Each year, the Division of Fine Art of the Barbados Community College (BCC) showcases Portfolio, the culmination of the work of graduates from the associate degree and bachelor’s degree programmes in the various departments.
This year, the standard was the usual high quality we have come to expect and I congratulate students and staff on a job well done.
Portfolio Music attracts the highest number of patrons, many of whom are students not only from BCC but also from secondary schools where the performers honed their skills. The vociferous response leaves no doubt as to which school the graduate attended.
Support is also given by parents, the music fraternity in Barbados without whom this level of performance would not be possible – many of them are part-time tutors at the college – and the faithful music-loving public. The range and quality of the performances was excellent, as shown by the response from satisfied patrons.
For Portfolio Theatre Arts, the students staged Antigone at the Frank Collymore Hall, and the depth of understanding and level of performance which they brought to this difficult play was inspiring and encouraging. A friend of mine commented that Creon must have been an older guest performer, but when I checked, he was indeed a student, Kyle Blackman, only 19 years old. In addition, the student production team worked in areas of stage design, sound design, makeup design and stage management.
In the area of art, there were three Portfolios: Portfolio Studio Arts, with nine young artists who completed the Bachelor of Fine Art (BFA) presenting Come Out Tings; Portfolio Visual Arts, with over 40 students who completed the associate degree in visual arts with work ranging from sculpture to painting and drawing, photography to graphics and installation; and Portfolio Graphic Design, with ten students completing the associate degree.
The first two were presented at the Art Gallery and classrooms at Morningside, the home of the Division of Fine Art, transforming that location into a visual feast for the eyes. Graphic Design was presented at the Grand Salle.
I must compliment Rashad Stoute (Rychous), who gave me a detailed guided tour of the exhibition at Morningside and then explained his creative exhibition, with a bow and arrows which he demonstrated, and a tome which I was privileged to open, read and then lock with its special key!
Portfolio Fashion was also mounted at Morningside. Though the numbers were small, the students demonstrated their usual creativity, especially the Chequered Flag creations which could have been a hit at Bushy Park.
Portfolio Dance had as its theme Epic Journeys, and this presentation at Frank Collymore Hall was well received.
Heartiest congratulations to BCC staff and students, and especially those in the Division of Fine Art, for producing these Portfolio exhibitions which demonstrate the creativity, innovation, talent and technical skills of graduates.
My only regret is that not enough members of the general public – especially those who talk about the importance of creating cultural industries in Barbados – made the effort to see the exhibitions and more importantly, talk to the artists who put much thought and effort into what they were displaying.

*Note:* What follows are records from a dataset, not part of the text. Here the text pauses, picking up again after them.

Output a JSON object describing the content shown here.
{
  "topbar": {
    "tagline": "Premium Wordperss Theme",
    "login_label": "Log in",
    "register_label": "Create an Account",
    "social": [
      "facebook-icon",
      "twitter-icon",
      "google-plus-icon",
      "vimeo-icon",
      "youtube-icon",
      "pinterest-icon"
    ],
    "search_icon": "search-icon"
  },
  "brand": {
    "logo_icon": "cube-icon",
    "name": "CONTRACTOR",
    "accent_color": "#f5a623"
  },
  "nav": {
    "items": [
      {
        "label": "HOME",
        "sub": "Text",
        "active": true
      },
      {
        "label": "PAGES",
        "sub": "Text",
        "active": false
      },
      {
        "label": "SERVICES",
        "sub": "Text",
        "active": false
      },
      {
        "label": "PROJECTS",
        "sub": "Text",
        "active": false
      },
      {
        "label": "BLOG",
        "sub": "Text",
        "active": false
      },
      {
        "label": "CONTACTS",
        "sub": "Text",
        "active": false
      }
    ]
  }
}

And on to Crop Over! BCC graduates and students were to be seen and heard in most bands. And the lone woman in the Festival Band, Kelly Ann Patrick, is a graduate of music from BCC and also a graduate of Berklee College.
BCC art graduates were well represented in the Crop Over Visual Arts Exhibition. I was proud to see Ireka Jelani, who exhibited in Portfolio Studio Arts, also exhibiting at the Grand Salle. I know her journey was not an easy one and I give full marks to her and her husband who supported her every step of the way.
Let us all make a special effort to support the creativity and hard work of our budding artists in all genres. Talent and ability are not enough for success. Education, training, practice and hard work are essential for success in this as in other fields of endeavour.
I extend special thanks to staff in the Division of Fine Art at BCC, full and part time, who work under such difficult conditions, in such a cramped space, doing what they do for the love of it and for the benefit of the many talented graduates.
And beyond! Where do these graduates go and what are they doing? Crop Over is not the be-all and end-all of our creative expression.
Many of our graduates have gone on to further studies, some in the classical genre and others in jazz. Some have taken up jobs, especially teaching, and this is having a multiplier effect on the quality of offerings in NIFCA.
Others are making their way in the workplace, either self-employed, with a performing group or with a company.
Our graphic design graduates have found much scope for their talents in the manufacturing industry. All of them have a major role to play in the development of our creative and cultural industries and I salute them as they make their contribution to Barbados and the region.
I am pleased to note that in the recent Budget, some attention has been paid to the creative and cultural sector and that a draft Cultural Industries Bill, now ready, will be discussed with stakeholders later this year. I hope that this bill will emphasize the importance of education and training, for our success in this as in any other area will depend on the quality of our product.
Norma Holder is a former principal of the Barbados Community College.